Ich merke das z. B. wenn ich mal ein paar Tage länger frei habe. Wenn man lange und viel gearbeitet hat, freut man sich drauf, aber nach einer gewissen Zeit wird es irgendwie langweilig. Was mache ich mit dem vielen Spielraum? Diese Frage kommt, denn es entsteht eine Art Vakuum. Zu lange hat einen nämlich ein Scheinsinn beschäftigt, sei es Arbeit, Beziehungen, oder eben Politik, die Gesellschaft. Das sind alles Ablenkungen. Es gibt da auch keine vorgefertigte Antwort, weil da jeder selber sehen muß, was er möchte. Aber erst da fängt das eigene Leben an. Was mache ich mit meiner Zeit? Klar, ich will politisch meine Interessen vertreten haben, aber das ist die Grundvoraussetzung, nicht das Ende. Wie geht es dann weiter? Was arbeite ich, lerne ich eine neue Fähigkeit, ein neues Instrument, entwickle ich etwas? Da fängt das eigene Schicksal an.

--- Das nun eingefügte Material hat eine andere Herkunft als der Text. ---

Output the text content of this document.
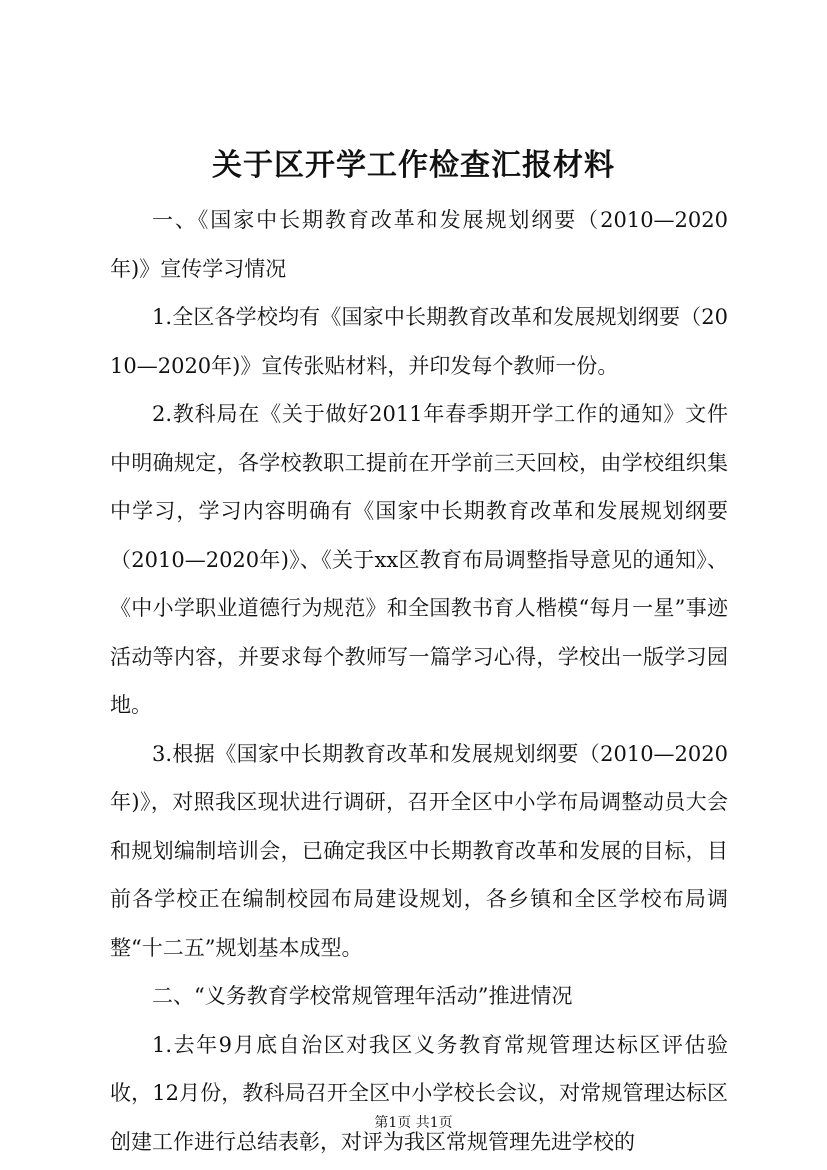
关于区开学工作检查汇报材料

一、《国家中长期教育改革和发展规划纲要（2010—2020年)》宣传学习情况

1.全区各学校均有《国家中长期教育改革和发展规划纲要（2010—2020年)》宣传张贴材料，并印发每个教师一份。

2.教科局在《关于做好2011年春季期开学工作的通知》文件中明确规定，各学校教职工提前在开学前三天回校，由学校组织集中学习，学习内容明确有《国家中长期教育改革和发展规划纲要（2010—2020年)》、《关于xx区教育布局调整指导意见的通知》、《中小学职业道德行为规范》和全国教书育人楷模“每月一星”事迹活动等内容，并要求每个教师写一篇学习心得，学校出一版学习园地。

3.根据《国家中长期教育改革和发展规划纲要（2010—2020年)》，对照我区现状进行调研，召开全区中小学布局调整动员大会和规划编制培训会，已确定我区中长期教育改革和发展的目标，目前各学校正在编制校园布局建设规划，各乡镇和全区学校布局调整“十二五”规划基本成型。

二、“义务教育学校常规管理年活动”推进情况

1.去年9月底自治区对我区义务教育常规管理达标区评估验收，12月份，教科局召开全区中小学校长会议，对常规管理达标区创建工作进行总结表彰，对评为我区常规管理先进学校的

第1页 共1页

Um zum Abschluß zu kommen: Wie am Anfang gesagt, ist eine Kultur ein bestimmtes Umfeld, daß ich als zu mir gehörig empfinde. Sie hat aber kein eigenständiges Gedächtnis, ist für mich wie für jeden anderen eigentlich ein unbeschriebenes Blatt. Was vorher in ihr verbrochen oder geleistet wurde, ist nur soweit relevant, inwieweit ich verstehen kann, in was für einer Haltung ein Einzelner in ihr gehandelt hat. Einen hörigen Lemming eines früheren Regimes unterscheidet sicher nichts von einem heute. Diese Art Mensch glaubt bedingungslos den Verlautbarungen, wird von einem roten, brauen oder rot-grünen System verschlungen, mißbraucht, abgerichtet. Das könnte man von früheren Generationen tatsächlich lernen, als abschreckendes Beispiel, und wäre im selben Moment auch ein Stück weit freier. Als positives Beispiel können sicher einige Musiker, Künstler, Schriftsteller, Erfinder herangezogen werden, nur um festzustellen, daß viele trotz unmenschlicher Leistungen und Geniestreiche, genauso frustriert und gescheitert geendet sind, weil sie eben meinten, die Kultur, der sie ihre Produkte und Werke schenkten, müßte durch ihre Taten befruchtet und verändert werden. Da das aber wie gewünscht nicht eintreten kann, zerschellen die jahrelang aufgebauten Hoffnungen und Erwartungen in Verbitterung und Enttäuschung gegenüber der Welt, die die eigene Mühe nicht genug wertschätzt.


Der Einzelne, seine Motive, sein Innenleben, das ist Kultur, da spielt sie sich ab, nicht irgendwo da draußen, bei angeblich wichtigen Instanzen und Entwicklungen.